We hypothesise that these changes could disturb the normal exercise induced rise in IL‐6 in COPD via an earlier and exacerbated induction of IL‐6 at a lower exercise load. IL‐6 would thus be a marker for impairment of exercise metabolism. Imbalances between oxidants and antioxidants could increase the release of IL‐6 independently of muscle intrinsic changes. Because IL‐6 is a strong inducer of acute phase proteins,30
the exacerbated increase in IL‐6 production of muscle could induce CRP, as illustrated by the strong correlation between CRP and IL‐6 in this study. Such an increase in CRP after exercise has been shown to occur in healthy subjects.23
Other studies have also shown an inverse relation between CRP and exercise capacity in healthy elderly subjects31
as well as in those with COPD.28
The increased demand for specific amino acid to generate CRP may increase muscle protein breakdown, increasing REE32
and inducing a vicious cycle of intrinsic muscle changes leading to decreased exercise capacity leading to more muscle impairment. CRP may thus be a marker of a repetitive supraphysiological increase in IL‐6 production of muscle in a subgroup of COPD patients. Previous research has also shown an association between systemic inflammation as measured by markers of the TNF system and weight loss.33
In this study we showed an association between CRP and BMI (when adjusted for post‐bronchodilation FEV1
, age, and sex) that could be attributed to FMI, but not to FFMI. The association between CRP and extent of obesity has previously been found in studies with non‐diabetic subjects.34
It has been proposed that inflammatory cytokines could be secreted by adipocytes and by inflammatory cells present in adipose tissue.35
Further research is needed to elucidate the effect of different cytokines on body composition and vice versa.
The cut off point used in this study is not the standard cut off point of 5 mg/l which is often used in clinical practice. Interestingly, our cut off point, determined as the 95th percentile of our own healthy age and sex matched controls, is very similar to the clinical cut off point.

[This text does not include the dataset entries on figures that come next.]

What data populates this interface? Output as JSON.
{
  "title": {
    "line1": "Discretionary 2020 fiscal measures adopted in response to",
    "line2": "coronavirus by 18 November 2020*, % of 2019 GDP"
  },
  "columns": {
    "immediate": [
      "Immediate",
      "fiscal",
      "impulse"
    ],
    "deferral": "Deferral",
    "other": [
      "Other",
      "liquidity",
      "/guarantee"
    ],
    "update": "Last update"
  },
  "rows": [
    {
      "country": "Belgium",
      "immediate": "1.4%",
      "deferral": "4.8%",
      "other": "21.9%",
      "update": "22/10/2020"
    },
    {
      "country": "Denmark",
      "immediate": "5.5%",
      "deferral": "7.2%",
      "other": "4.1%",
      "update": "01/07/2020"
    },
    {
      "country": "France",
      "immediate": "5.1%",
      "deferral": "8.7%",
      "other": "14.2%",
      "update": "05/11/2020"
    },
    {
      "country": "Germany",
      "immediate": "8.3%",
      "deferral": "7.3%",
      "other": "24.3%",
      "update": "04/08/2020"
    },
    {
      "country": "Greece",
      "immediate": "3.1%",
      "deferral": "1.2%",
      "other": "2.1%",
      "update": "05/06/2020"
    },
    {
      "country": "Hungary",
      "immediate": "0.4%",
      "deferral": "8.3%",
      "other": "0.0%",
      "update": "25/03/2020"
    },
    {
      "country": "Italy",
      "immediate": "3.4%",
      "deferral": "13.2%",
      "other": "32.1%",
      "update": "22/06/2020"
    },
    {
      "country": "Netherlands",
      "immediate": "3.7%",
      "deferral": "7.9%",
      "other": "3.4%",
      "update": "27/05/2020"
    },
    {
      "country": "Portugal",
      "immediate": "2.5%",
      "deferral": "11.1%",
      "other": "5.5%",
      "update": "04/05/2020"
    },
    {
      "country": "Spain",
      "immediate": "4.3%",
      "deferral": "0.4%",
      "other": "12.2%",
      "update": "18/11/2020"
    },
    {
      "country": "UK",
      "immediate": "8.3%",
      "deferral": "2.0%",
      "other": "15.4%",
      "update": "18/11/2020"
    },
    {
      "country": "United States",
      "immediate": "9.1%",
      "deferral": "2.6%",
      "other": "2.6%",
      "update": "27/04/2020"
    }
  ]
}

In addition, analysis using 3 or 5 mg/l as the cut off point provided the same results (data not shown).
High sensitivity CRP analysis has already been recommended for clinical application in the detection and prevention of cardiovascular disease.36
Since cardiovascular disease is a major cause of mortality in COPD,37
and CRP is a predictor of acute exacerbations of COPD,38
hospital admissions, and mortality in chronic respiratory failure39
and seems to be a marker for impaired exercise capacity and distress due to respiratory symptoms (as shown in this study), routine high sensitivity CRP analysis could prove to be of major clinical importance in COPD. Future research is needed to assess the value of CRP as a biomarker for measuring disease progress and the effects of treatment of COPD.